One way governments may circumvent the restrictions imposed by TELs is by issuing debt. Such a hypothesis is studied by Deller, Amiel, and Stallmann jointly with Craig Maher of the University of Nebraska Omaha. Specifically, they claim that when the limits are imposed only on revenues or only on expenditures, governments would be induced to issue debt. Unlike previous work, which was unsuccessful at documenting such a relationship, their work accounts for the heterogeneity of TELs. Specifically, they found that more restrictive revenue TELs and expenditure TELs are associated with higher levels of government debt. Only TELs that limit revenue and expenditure at the same time restrict the use of debt.

States may still find ways to operate within the limits imposed by TELs by shifting some of their fiscal responsibilities to local governments.
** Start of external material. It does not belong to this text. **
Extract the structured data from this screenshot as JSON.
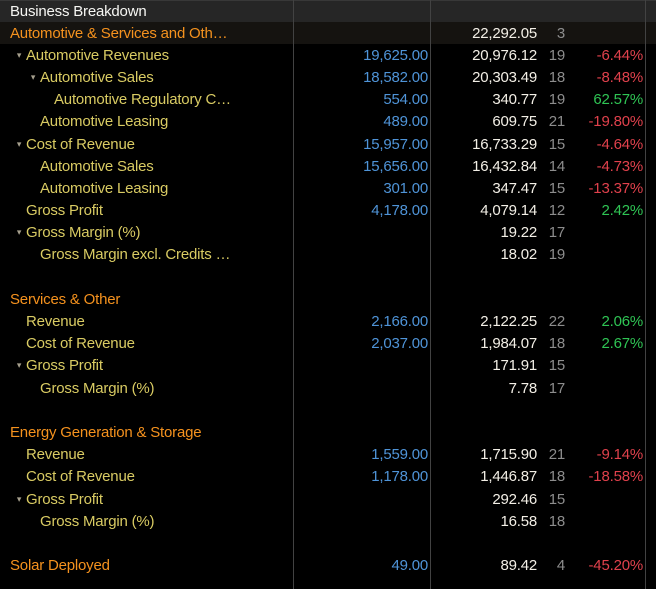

James Cox of California State University, Sacramento and David Lowery of Penn State University study such a possibility. They empirically test this hypothesis by comparing the behavior of pairs of TEL and non-TEL states. Their findings do not generally show that states decentralize responsibilities, with the exception of South Carolina. When comparing state revenue as a fraction of total state and local revenue in North Carolina, a non-TEL state at the time of the study, and the corresponding proportion in South Carolina, a TEL state, they found that the latter was remarkably lower. The authors also underscore that South Carolina did not explicitly prohibit the decentralization of fiscal responsibilities to local governments.

Costs of TELs

Even if TELs are successful at achieving their intended goal of restricting government growth, they may do so at the expense of generating other negative effects. It has been claimed, for instance, that TELs might negatively affect the financial stability of the states. A study by Tucker Staley of the University of Central Arkansas found that more restrictive TELs are strongly associated with higher levels of state revenue volatility. At the local level, work by Mathew McCubbins of Duke University and Ellen Moule, then at the University of South Carolina, indicates that the enforcement of property tax limits have induced state and local governments to rely on a system of revenues is generally more income-dependent, such as income taxes, charges, and fees. This means revenues would be subject to even greater fluctuations during the business cycle.

TELs may also affect the quality of services provided by governments. The relationship between TELs, particularly limitations imposed on property tax growth and school quality, has received a lot of attention in the literature. A few studies have found that reduced funding as a result of TELs negatively affects student achievement in public K-12 schools. The work of Thomas Downes of Tufts University and David Figlio of Northwestern University suggests that TELs "lead to reductions in student outcomes that are far larger than might be expected given the changes in spending." Possible explanations for this result include disproportionate cuts in instructional rather than administrative expenditures, higher student-teacher ratios, and a shift especially of the more talented students to private schools. Matt Davis, Andrea Vedder, and Joe Stone of the University of Oregon claim that, in fact, the lower levels of education funding could have been compensated with school-finance equalization and other alternative revenues. They argue, however, that TELs may still have a negative impact on student achievement if these constraints make school funding more unpredictable and volatile, as suggested earlier.

The use of tax and expenditure limitations has spread since first implemented almost 40 years ago; however, the effectiveness of TELs in fulfilling their objectives is still in question. Recent research has led to inconclusive and, at times, contradictory results. Due to the heterogeneity and complexity of TELs, significant methodological challenges remain in answering the question of the effectiveness of these fiscal rules.